Que de travaux il médite!... des romans, des comédies, des opéras-comiques, des tragédies, sont sur la liste d'ouvrages à faire. Il ressemble à l'enfant qui a tant de paroles à dire qu'il ne sait par où commencer. C'est d'abord Stella et Coqsigrue, deux livres qui ne virent jamais le jour! De tous ses projets de comédie de ce temps, je me souviens des Deux Philosophes, qu'il eût certainement repris à ses loisirs. Ces prétendus philosophes se moquaient l'un de l'autre, se querellaient sans cesse, comme des amis (disait mon frère en racontant cette pièce).
Ces philosophes, tout en méprisant les hochets de ce monde, se les disputaient sans pouvoir les obtenir, insuccès final qui les raccommodait et leur faisait maudire en commun la détestable engeance humaine!

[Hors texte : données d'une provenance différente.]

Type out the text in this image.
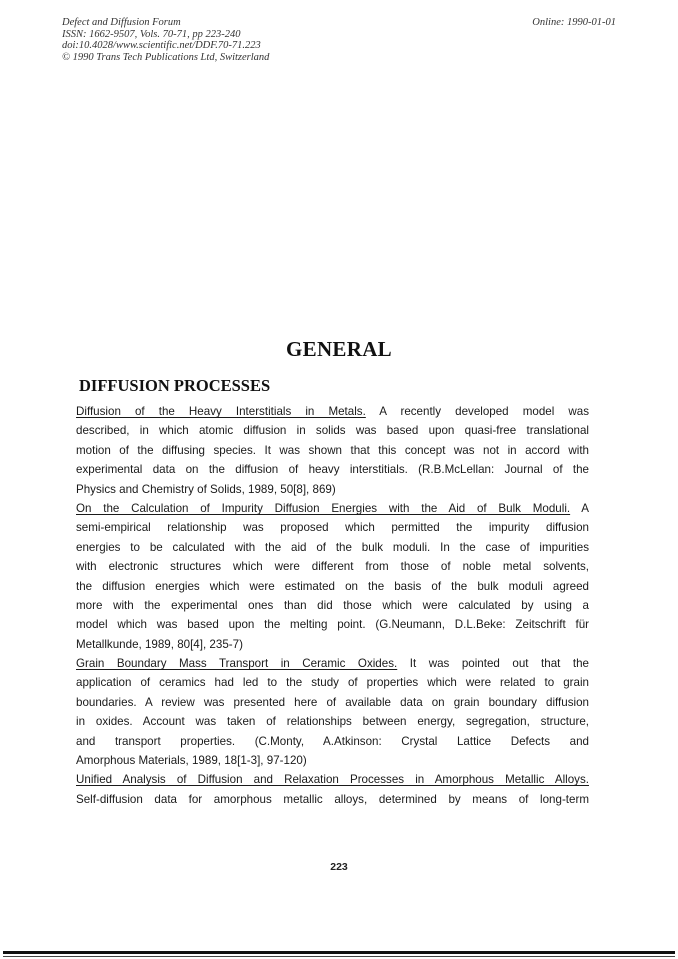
Defect and Diffusion Forum
ISSN: 1662-9507, Vols. 70-71, pp 223-240
doi:10.4028/www.scientific.net/DDF.70-71.223
© 1990 Trans Tech Publications Ltd, Switzerland
Online: 1990-01-01
GENERAL
DIFFUSION PROCESSES
Diffusion of the Heavy Interstitials in Metals. A recently developed model was
described, in which atomic diffusion in solids was based upon quasi-free translational
motion of the diffusing species. It was shown that this concept was not in accord with
experimental data on the diffusion of heavy interstitials. (R.B.McLellan: Journal of the
Physics and Chemistry of Solids, 1989, 50[8], 869)
On the Calculation of Impurity Diffusion Energies with the Aid of Bulk Moduli. A
semi-empirical relationship was proposed which permitted the impurity diffusion
energies to be calculated with the aid of the bulk moduli. In the case of impurities
with electronic structures which were different from those of noble metal solvents,
the diffusion energies which were estimated on the basis of the bulk moduli agreed
more with the experimental ones than did those which were calculated by using a
model which was based upon the melting point. (G.Neumann, D.L.Beke: Zeitschrift für
Metallkunde, 1989, 80[4], 235-7)
Grain Boundary Mass Transport in Ceramic Oxides. It was pointed out that the
application of ceramics had led to the study of properties which were related to grain
boundaries. A review was presented here of available data on grain boundary diffusion
in oxides. Account was taken of relationships between energy, segregation, structure,
and transport properties. (C.Monty, A.Atkinson: Crystal Lattice Defects and
Amorphous Materials, 1989, 18[1-3], 97-120)
Unified Analysis of Diffusion and Relaxation Processes in Amorphous Metallic Alloys.
Self-diffusion data for amorphous metallic alloys, determined by means of long-term
223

Pour laquelle de ces œuvres lui faut-il le Tacite de notre père, dont l'édition manque dans la bibliothèque de l'Arsenal? Ce désir fait le sujet de sa troisième lettre.
«Il me faut absolument le Tacite de mon père; il n'en a pas besoin, maintenant qu'il est dans la Chine ou dans la Bible!...»
Mon père, enthousiasmé des Chinois (peut-être à cause de leur longévité comme peuple), lisait alors les gros livres des jésuites missionnaires qui ont décrit la Chine les premiers; il annotait aussi de précieuses éditions de la Bible qu'il possédait, livre qui, en tout temps, causa son admiration.
«Il ne te faut pas longtemps pour savoir où est la clef de la bibliothèque! Papa n'est pas toujours chez lui, il se promène tous les jours! et le farinier Godard est là pour m'apporter le Tacite!
«À propos, Coqsigrue dépasse présentement mes forces, il faut le ruminer et attendre pour l'écrire.
«Je n'aime pas, ma chère, tes travaux historiques et tes tableaux siècle par siècle. Pourquoi t'amuser (et le mot est mal choisi) à refaire l'ouvrage de Blair? Prends-le dans la bibliothèque, il ne doit pas être loin du Tacite, et apprends-le par cœur; mais à quoi bon? Une jeune fille en sait assez quand elle ne fricasse pas Annibal avec César, ne prend pas le Trasimène pour un général d'armée, et Pharsale pour une dame romaine; lis Plutarque et deux ou trois livres de ce calibre-là, et tu seras calée pour toute ta vie, sans déroger à ton titre charmant de femme. Veux-tu donc devenir une savante? Fi!... fi!...
«J'ai fait cette nuit un rêve délicieux; je lisais Tacite que tu m'avais envoyé!...
«Talma joue maintenant Auguste dans Cinna. J'ai grand'peur de ne pouvoir résister à l'aller voir; mais quelle folie!... mon estomac en tremble!...
«Les nouvelles de mon ménage sont désastreuses, les travaux nuisent à la propreté. Ce coquin de Moi-même se néglige de plus en plus. Il ne descend que tous les trois ou quatre jours pour les achats, va chez les marchands les plus voisins et les plus mal approvisionnés du quartier; les autres sont trop loin, et le garçon économise au moins ses pas; de sorte que ton frère (destiné à tant de célébrité) est déjà nourri absolument comme un grand homme, c'est-à-dire qu'il meurt de faim!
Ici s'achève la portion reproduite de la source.